Mandy Sharp was jailed for four months consecutively to her previous sentence, which was due to end this month, after she pleaded guilty

Mandy Sharp, 39, was brought from prison to Teeside Crown Court to be sentenced for supplying the Class B drug after serving eight months for two previous drug offences.
The 47 grammes of amphetamines were in a plastic tub and a plastic bag, and she admitted they were hers.
Kristian Mills, prosecuting, said that Sharp had been on bail on April 17 last year for possession of Class B and C drugs, and she admitted to a probation officer that she made a conscious decision to continue supplying drugs.Peter Kilgour, defending, said she had been open with the police and she had not claimed that she was holding the drugs for someone else.She first came to the attention of the courts when she was 33, and before then she was an ordinary mother bringing up her children under difficult circumstances.She said that she had been drug free since she was jailed last August, which did not always happen in prison.

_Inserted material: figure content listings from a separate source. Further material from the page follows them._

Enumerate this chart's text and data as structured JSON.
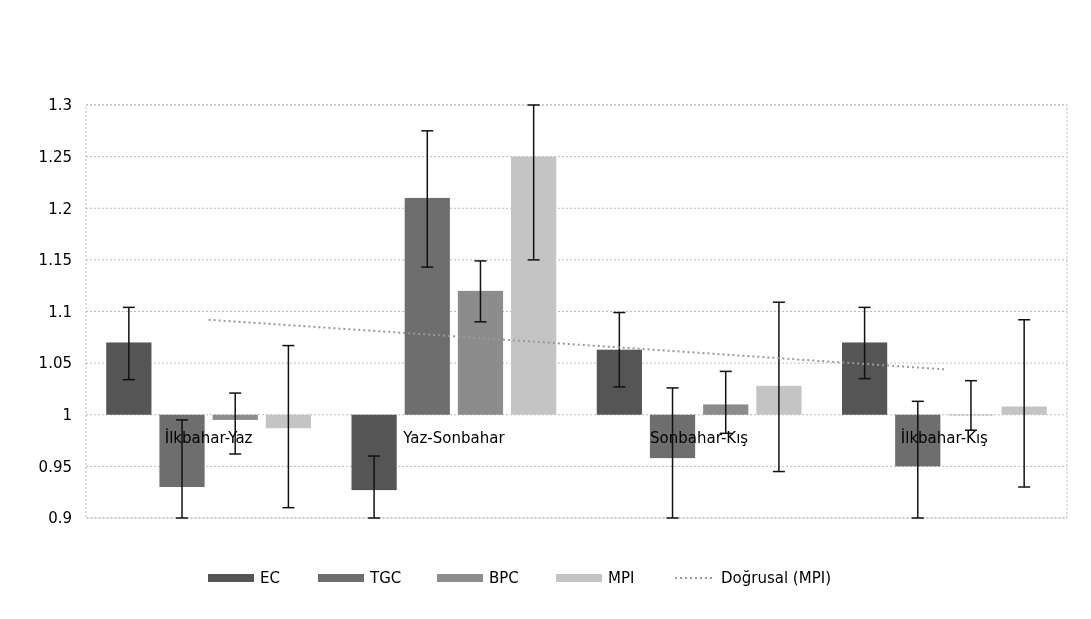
{
  "chart_data": {
    "type": "bar",
    "categories": [
      "İlkbahar-Yaz",
      "Yaz-Sonbahar",
      "Sonbahar-Kış",
      "İlkbahar-Kış"
    ],
    "series": [
      {
        "name": "EC",
        "color": "#555555",
        "base": [
          1,
          1,
          1,
          1
        ],
        "values": [
          0.07,
          -0.073,
          0.063,
          0.07
        ],
        "errors": [
          [
            1.034,
            1.104
          ],
          [
            0.9,
            0.96
          ],
          [
            1.027,
            1.099
          ],
          [
            1.035,
            1.104
          ]
        ]
      },
      {
        "name": "TGC",
        "color": "#6e6e6e",
        "base": [
          1,
          1,
          1,
          1
        ],
        "values": [
          -0.07,
          0.21,
          -0.042,
          -0.05
        ],
        "errors": [
          [
            0.9,
            0.995
          ],
          [
            1.143,
            1.275
          ],
          [
            0.9,
            1.026
          ],
          [
            0.9,
            1.013
          ]
        ]
      },
      {
        "name": "BPC",
        "color": "#8c8c8c",
        "base": [
          1,
          1,
          1,
          1
        ],
        "values": [
          -0.005,
          0.12,
          0.01,
          0.0
        ],
        "errors": [
          [
            0.962,
            1.021
          ],
          [
            1.09,
            1.149
          ],
          [
            0.982,
            1.042
          ],
          [
            0.985,
            1.033
          ]
        ]
      },
      {
        "name": "MPI",
        "color": "#c4c4c4",
        "base": [
          1,
          1,
          1,
          1
        ],
        "values": [
          -0.013,
          0.25,
          0.028,
          0.008
        ],
        "errors": [
          [
            0.91,
            1.067
          ],
          [
            1.15,
            1.3
          ],
          [
            0.945,
            1.109
          ],
          [
            0.93,
            1.092
          ]
        ]
      },
      {
        "name": "Doğrusal (MPI)",
        "type": "line",
        "color": "#999999",
        "line_style": "dotted",
        "x": [
          "İlkbahar-Yaz",
          "Yaz-Sonbahar",
          "Sonbahar-Kış",
          "İlkbahar-Kış"
        ],
        "values": [
          1.092,
          1.076,
          1.06,
          1.044
        ]
      }
    ],
    "ylim": [
      0.9,
      1.3
    ],
    "yticks": [
      0.9,
      0.95,
      1,
      1.05,
      1.1,
      1.15,
      1.2,
      1.25,
      1.3
    ],
    "grid": "y",
    "legend": "bottom"
  }
}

She was willing to accept the help of the Probation Service to reduce her drug use on her release.He added:"She has a child of 21 months, she just wants to get out and become a mother again.
"I ask for the opportunity that she can simply go back to being a mother."
Judge Les Spittle told her:"You deliberately decided that you would make as much as you could before you were locked up.
"It was a conscious and deliberate decision by you to benefit yourself before you faced the consequences of an inevitable prison sentence for what you had done before.
"But frankly, I and the probation officer can see no basis on which I can suspend the sentence. You have got to pay the price. It's up to you, if youreally want to get away from drugs, put your actions where your words are.
"If you really want to be a mother again then behave like one."
Sharp of Warren Street, Middlesbrough, was jailed for four months consecutively to her previous sentence, which was due to end this month, after she pleaded guilty to supplying a Class B drug.